Tony Abbott and Julia Gillard illustrated how a weak grip on the leadership can drive increasingly desperate behaviour designed to appeal to that tiny portion of Australians known as the party base. All it really does is further repel the bulk of voters and hasten the leader’s demise.

But what else is a leader with crumbling parliamentary support to do? Gillard, like Turnbull, toppled an incumbent prime minister. Like Turnbull, she’d been the favourite of supporters of the other side of politics. And she, too, initially pitched to the political centre, or at least her clunky version of it – sport, small words, smiles and keeping out the foreigners.

By the time they tore her down three years later, she had morphed twice – to union puppet and then to what she had studiously avoided during her whole time in parliament: feminist warrior.

Turnbull’s trajectory is even more pitiable. To ingratiate himself with the party room, he’s been reduced to demeaning himself on the issue he once proudly championed, climate change.

The most appropriate precedent for Turnbull’s 8 February 2017 effort is not Gillard’s 2012 misogyny speech – although both were cynical, carefully choreographed exercises dressed up as spontaneous passion – but Paul Keating. Not “I want to do you slowly” (despite that routine’s rallying effects) but an earlier performance, barely two months after he had wrested the leadership from Bob Hawke.

Keating was still detested and distrusted by much of caucus’s left, who had overwhelmingly supported Hawke. In late February 1992, he launched a parliamentary demolition job on the Coalition’s supposed forelock-tugging to the mother country and Britain’s alleged desertion of Singapore and Malaya during the second world war. Coalition fury was matched by the rage on London’s Fleet Street, Australian historians debated the pros and cons, and, probably most importantly, the Labor faithful were enthused.

But it took the surprise election result a year later – not just a victory but an increased majority – to cement Keating’s place in true believers’ hearts. If Turnbull had managed a decent win last year, it would have heightened his stature among Liberals in the same way. Instead, he scraped home.

Perceived electoral prowess is the ultimate driver of internal authority, and since the election the opinion polls have steadily gone south. Malcolm is past the point of no return. No amount of sucking up to the right wing of the party will rescue him. They will never trust him.

Only one thing can save him, or postpone his demise, and that’s the polls, particularly the most-watched of them all, Newspoll. If the next instalment’s two-party-preferred estimate, rounded to the nearest integer, records an improvement on 46–54, many will see it through the lens of the new, aggressive Malcolm.

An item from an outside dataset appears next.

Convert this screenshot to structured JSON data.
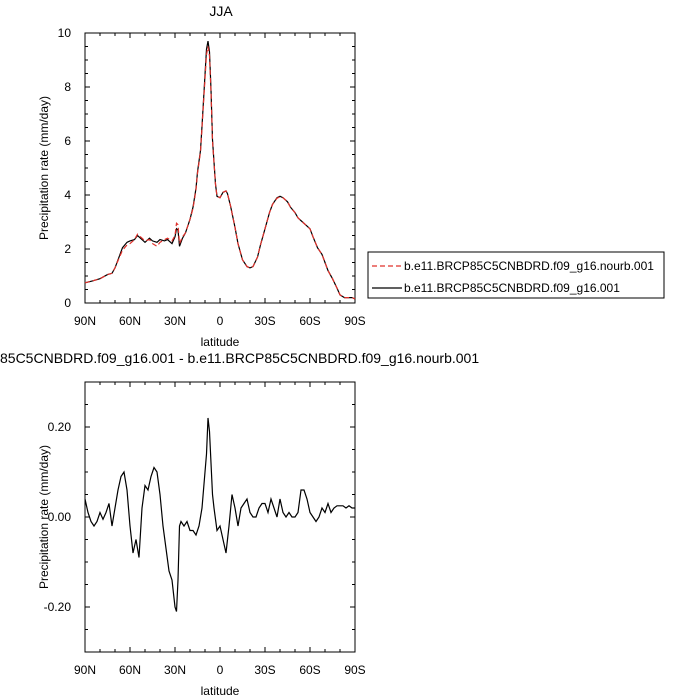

But he’ll surely be gone by the end of the year, regardless, which throws up two intriguing questions. The first is: who will replace him? Beyond hardcore Coalition supporters, Tony Abbott remains too toxic. Julie Bishop would be the general public’s choice, but they don’t get a vote. It will presumably need to be a right-winger – they’re the ones demanding blood ­– which most likely means Peter Dutton or Scott Morrison. Or perhaps Greg Hunt, who ostentatiously sold his soul on climate change long before it was fashionable.

The second question is: how long will Turnbull’s replacement last? With no election due for over two years, and each of these candidates already playing to the base (for a recent exhibit, see the treasurer’s excruciatingly juvenile coal stunt in parliament), we can anticipate further deterioration. Then, perhaps, the pendulum returns to the centre, and Bishop emerges. A lesser question is whether Turnbull will overtake Abbott’s time in office (three days shy of two years). For that he needs to cling on until September.